Algemene voorwaarden:  3.5. Ten slotte zijn de algemene voorwaarden van Vivon volgens Zoll misleidend jegens afnemers omdat Vivon, als importeur van de apparaten, aansprakelijkheid voor eventuele gebreken niet kan uitsluiten. Vivon handelt aldus naar Zoll meent tevens jegens haar onrechtmatig.

4.20. Vivon heeft niet bestreden dat de inhoud van haar algemene voorwaarden misleidend en jegens Zoll onrechtmatig zijn, zodat daarvan is uit te gaan. Vivon heeft haar algemene voorwaarden inmiddels aangepast en de aangepaste versie overgelegd. Zij heeft erkend dat de oude algemene voorwaarden echter nog wel op haar website staan.
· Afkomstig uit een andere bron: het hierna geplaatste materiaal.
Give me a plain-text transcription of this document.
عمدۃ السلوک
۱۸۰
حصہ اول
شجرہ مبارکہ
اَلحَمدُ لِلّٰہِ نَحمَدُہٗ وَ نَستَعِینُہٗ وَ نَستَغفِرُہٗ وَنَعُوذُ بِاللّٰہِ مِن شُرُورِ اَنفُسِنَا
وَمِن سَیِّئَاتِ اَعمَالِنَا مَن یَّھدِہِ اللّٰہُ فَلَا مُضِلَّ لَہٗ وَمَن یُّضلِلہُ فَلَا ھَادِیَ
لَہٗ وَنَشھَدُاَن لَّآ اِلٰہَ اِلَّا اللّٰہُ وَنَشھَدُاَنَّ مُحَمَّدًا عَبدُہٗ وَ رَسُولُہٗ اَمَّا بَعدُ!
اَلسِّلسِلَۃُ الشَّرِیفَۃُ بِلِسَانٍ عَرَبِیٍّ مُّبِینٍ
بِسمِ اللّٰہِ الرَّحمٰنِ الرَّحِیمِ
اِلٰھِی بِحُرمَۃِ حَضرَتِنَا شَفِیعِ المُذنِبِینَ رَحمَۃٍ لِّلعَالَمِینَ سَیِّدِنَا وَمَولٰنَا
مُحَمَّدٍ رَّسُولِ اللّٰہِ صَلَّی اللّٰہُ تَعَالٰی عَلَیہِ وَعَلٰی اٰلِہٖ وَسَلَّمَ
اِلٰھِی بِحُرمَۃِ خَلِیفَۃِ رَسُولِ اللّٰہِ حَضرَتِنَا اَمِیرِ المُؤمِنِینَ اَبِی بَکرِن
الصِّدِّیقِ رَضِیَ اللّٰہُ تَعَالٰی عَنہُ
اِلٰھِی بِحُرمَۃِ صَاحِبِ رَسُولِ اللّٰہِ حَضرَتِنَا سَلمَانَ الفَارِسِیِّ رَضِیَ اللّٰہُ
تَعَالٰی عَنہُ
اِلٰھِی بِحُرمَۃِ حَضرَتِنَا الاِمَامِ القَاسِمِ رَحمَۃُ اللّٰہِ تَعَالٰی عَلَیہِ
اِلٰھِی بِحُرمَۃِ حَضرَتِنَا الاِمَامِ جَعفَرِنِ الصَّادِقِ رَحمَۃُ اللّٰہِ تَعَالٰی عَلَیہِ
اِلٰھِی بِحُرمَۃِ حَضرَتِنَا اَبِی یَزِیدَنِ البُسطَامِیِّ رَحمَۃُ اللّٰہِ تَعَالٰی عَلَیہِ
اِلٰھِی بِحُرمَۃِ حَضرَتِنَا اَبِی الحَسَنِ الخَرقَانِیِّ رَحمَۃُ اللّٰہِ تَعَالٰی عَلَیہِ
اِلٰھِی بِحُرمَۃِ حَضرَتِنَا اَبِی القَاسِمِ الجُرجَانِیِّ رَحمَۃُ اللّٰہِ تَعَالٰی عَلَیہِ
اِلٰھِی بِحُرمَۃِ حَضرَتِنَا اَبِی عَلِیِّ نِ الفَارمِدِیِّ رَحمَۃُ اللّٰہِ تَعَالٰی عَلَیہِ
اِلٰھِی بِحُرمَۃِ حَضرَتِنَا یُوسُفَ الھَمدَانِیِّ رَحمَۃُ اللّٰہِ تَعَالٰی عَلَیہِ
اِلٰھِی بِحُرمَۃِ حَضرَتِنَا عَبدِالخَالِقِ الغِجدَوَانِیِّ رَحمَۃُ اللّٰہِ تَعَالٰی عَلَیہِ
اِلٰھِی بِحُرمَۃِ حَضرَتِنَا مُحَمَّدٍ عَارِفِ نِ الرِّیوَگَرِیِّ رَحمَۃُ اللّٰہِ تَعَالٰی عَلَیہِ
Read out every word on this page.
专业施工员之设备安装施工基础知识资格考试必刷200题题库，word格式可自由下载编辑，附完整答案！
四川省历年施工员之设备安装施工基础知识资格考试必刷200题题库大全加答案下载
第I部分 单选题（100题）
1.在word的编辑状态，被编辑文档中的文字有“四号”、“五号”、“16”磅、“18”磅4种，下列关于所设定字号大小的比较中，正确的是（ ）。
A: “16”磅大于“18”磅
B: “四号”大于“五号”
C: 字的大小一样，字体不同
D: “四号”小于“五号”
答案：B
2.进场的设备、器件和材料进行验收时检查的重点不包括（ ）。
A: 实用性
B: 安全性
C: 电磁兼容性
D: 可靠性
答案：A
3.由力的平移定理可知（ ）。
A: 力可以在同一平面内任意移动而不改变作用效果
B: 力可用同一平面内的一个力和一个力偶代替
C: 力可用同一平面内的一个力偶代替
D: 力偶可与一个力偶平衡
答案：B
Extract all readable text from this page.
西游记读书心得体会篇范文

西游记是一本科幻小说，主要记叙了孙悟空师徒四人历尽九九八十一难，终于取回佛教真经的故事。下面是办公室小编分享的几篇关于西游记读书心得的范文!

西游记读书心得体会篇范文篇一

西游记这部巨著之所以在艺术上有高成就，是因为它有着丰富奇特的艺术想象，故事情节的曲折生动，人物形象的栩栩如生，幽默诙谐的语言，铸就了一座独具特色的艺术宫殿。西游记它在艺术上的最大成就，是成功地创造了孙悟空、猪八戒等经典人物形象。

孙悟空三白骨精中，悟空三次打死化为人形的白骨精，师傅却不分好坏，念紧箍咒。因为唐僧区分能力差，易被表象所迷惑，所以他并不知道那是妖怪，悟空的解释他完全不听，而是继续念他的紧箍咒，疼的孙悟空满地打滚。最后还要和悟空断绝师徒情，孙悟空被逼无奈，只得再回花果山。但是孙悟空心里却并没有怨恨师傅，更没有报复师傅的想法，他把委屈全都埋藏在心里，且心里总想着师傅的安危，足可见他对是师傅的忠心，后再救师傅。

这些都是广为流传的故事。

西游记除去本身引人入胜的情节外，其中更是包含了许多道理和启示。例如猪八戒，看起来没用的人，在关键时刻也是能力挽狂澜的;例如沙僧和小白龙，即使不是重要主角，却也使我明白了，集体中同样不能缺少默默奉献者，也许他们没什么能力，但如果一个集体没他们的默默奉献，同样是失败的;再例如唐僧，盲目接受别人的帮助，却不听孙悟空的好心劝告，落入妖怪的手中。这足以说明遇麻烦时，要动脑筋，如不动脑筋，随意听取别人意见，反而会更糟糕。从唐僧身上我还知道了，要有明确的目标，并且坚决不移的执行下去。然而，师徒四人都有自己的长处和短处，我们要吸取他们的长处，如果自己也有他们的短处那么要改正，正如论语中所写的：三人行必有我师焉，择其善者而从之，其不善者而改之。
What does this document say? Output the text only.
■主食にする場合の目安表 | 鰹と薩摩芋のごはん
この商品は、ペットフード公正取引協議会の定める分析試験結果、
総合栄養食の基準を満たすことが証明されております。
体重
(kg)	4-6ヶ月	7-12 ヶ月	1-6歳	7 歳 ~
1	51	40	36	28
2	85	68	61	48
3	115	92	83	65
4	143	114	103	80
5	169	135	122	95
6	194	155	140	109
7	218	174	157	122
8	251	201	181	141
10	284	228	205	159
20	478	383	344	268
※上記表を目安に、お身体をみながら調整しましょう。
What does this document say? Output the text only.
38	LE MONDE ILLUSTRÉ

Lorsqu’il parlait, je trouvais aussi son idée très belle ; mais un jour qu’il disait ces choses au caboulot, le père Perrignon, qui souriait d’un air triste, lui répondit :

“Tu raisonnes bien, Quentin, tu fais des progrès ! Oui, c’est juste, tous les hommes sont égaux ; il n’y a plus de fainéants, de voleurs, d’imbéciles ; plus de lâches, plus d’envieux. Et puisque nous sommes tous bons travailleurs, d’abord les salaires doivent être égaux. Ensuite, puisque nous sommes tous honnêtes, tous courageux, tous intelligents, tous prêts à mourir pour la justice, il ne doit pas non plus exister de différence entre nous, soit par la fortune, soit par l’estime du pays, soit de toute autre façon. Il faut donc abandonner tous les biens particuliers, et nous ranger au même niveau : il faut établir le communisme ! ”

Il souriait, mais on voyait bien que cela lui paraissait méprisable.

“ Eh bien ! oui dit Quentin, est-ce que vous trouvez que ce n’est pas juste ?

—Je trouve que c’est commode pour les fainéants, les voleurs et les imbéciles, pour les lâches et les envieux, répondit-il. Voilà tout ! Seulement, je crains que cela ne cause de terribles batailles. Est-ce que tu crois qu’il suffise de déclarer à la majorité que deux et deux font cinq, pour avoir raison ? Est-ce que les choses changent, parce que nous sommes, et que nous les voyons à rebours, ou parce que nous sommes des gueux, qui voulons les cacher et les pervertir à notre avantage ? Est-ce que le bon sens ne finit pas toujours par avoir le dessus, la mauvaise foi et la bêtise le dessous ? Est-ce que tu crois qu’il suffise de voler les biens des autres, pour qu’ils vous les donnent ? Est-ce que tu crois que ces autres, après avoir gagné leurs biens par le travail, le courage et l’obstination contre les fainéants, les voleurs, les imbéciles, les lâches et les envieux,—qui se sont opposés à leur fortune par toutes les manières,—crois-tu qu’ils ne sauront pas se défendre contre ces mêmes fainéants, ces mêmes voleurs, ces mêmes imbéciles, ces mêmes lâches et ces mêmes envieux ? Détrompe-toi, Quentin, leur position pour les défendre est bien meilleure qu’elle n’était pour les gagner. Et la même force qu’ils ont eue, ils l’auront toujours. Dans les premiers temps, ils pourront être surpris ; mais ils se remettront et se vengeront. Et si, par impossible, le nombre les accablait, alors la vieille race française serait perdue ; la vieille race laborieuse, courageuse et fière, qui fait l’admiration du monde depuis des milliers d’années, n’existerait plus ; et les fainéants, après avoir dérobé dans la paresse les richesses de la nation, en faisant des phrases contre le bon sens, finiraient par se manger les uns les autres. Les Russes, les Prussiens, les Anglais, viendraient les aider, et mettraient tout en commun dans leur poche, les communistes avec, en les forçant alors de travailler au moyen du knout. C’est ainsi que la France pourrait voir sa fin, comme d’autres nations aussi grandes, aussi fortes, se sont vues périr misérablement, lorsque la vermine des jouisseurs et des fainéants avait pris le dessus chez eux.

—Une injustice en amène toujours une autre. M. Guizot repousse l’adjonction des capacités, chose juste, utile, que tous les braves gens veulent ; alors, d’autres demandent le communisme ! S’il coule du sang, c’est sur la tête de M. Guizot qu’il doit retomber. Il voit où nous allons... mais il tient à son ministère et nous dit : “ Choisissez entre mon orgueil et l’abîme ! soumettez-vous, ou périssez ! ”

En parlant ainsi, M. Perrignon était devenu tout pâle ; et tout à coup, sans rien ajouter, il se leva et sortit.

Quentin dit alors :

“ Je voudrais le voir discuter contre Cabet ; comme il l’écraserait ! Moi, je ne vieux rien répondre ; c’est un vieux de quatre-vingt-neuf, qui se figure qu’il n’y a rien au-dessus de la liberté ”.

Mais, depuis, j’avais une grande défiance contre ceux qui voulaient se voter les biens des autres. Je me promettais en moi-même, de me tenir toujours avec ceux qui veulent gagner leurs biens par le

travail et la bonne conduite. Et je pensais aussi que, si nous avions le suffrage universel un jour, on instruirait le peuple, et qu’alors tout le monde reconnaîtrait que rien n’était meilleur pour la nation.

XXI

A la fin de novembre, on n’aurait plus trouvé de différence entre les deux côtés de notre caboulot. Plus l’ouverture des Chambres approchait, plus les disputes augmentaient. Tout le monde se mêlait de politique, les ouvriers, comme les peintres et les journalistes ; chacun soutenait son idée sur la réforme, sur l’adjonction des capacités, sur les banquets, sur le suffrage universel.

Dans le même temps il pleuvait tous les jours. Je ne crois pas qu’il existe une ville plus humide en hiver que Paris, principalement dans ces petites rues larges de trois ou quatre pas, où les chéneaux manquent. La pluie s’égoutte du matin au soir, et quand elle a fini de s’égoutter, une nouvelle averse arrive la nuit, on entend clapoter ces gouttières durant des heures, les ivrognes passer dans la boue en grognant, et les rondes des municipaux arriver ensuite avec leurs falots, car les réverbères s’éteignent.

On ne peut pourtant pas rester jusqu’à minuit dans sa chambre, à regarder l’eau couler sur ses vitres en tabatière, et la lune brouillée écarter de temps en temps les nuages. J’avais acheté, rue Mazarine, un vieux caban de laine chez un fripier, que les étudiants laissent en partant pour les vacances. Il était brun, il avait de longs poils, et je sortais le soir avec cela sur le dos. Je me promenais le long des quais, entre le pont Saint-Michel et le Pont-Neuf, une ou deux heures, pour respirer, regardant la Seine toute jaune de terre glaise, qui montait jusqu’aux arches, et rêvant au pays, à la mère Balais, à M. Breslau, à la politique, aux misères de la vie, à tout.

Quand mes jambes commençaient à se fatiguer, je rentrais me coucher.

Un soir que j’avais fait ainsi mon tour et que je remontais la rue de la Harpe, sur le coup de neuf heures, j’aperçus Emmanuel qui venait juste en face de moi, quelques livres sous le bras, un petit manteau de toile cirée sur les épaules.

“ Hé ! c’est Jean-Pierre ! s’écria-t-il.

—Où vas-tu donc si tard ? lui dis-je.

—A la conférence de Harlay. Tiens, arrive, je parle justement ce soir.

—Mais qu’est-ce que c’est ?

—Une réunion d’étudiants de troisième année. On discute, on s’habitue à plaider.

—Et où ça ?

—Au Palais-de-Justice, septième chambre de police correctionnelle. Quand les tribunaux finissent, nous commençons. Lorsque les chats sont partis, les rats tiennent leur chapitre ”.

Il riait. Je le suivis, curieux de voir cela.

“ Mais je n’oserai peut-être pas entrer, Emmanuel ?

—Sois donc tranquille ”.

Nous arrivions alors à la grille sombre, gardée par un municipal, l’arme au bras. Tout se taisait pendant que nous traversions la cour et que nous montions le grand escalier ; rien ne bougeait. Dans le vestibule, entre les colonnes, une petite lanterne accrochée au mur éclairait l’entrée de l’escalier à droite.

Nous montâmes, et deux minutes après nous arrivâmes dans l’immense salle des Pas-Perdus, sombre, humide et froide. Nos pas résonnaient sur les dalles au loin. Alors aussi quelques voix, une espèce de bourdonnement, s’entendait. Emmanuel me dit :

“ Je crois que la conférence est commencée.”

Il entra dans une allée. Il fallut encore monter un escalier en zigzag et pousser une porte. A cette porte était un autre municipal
Volgens Vivon is er wegens vakantie nog geen gelegenheid geweest de website aan te passen.

4.21. Nu het gebruik van de algemene voorwaarden nog niet geheel is gestaakt en door Vivon niet is aangevoerd dat Zoll geen belang heeft bij de vordering tot het staken van het gebruik voorwaarden omdat zij, Vivon, bereid is daaraan vrijwillig te voldoen, is de vordering toewijsbaar. (…)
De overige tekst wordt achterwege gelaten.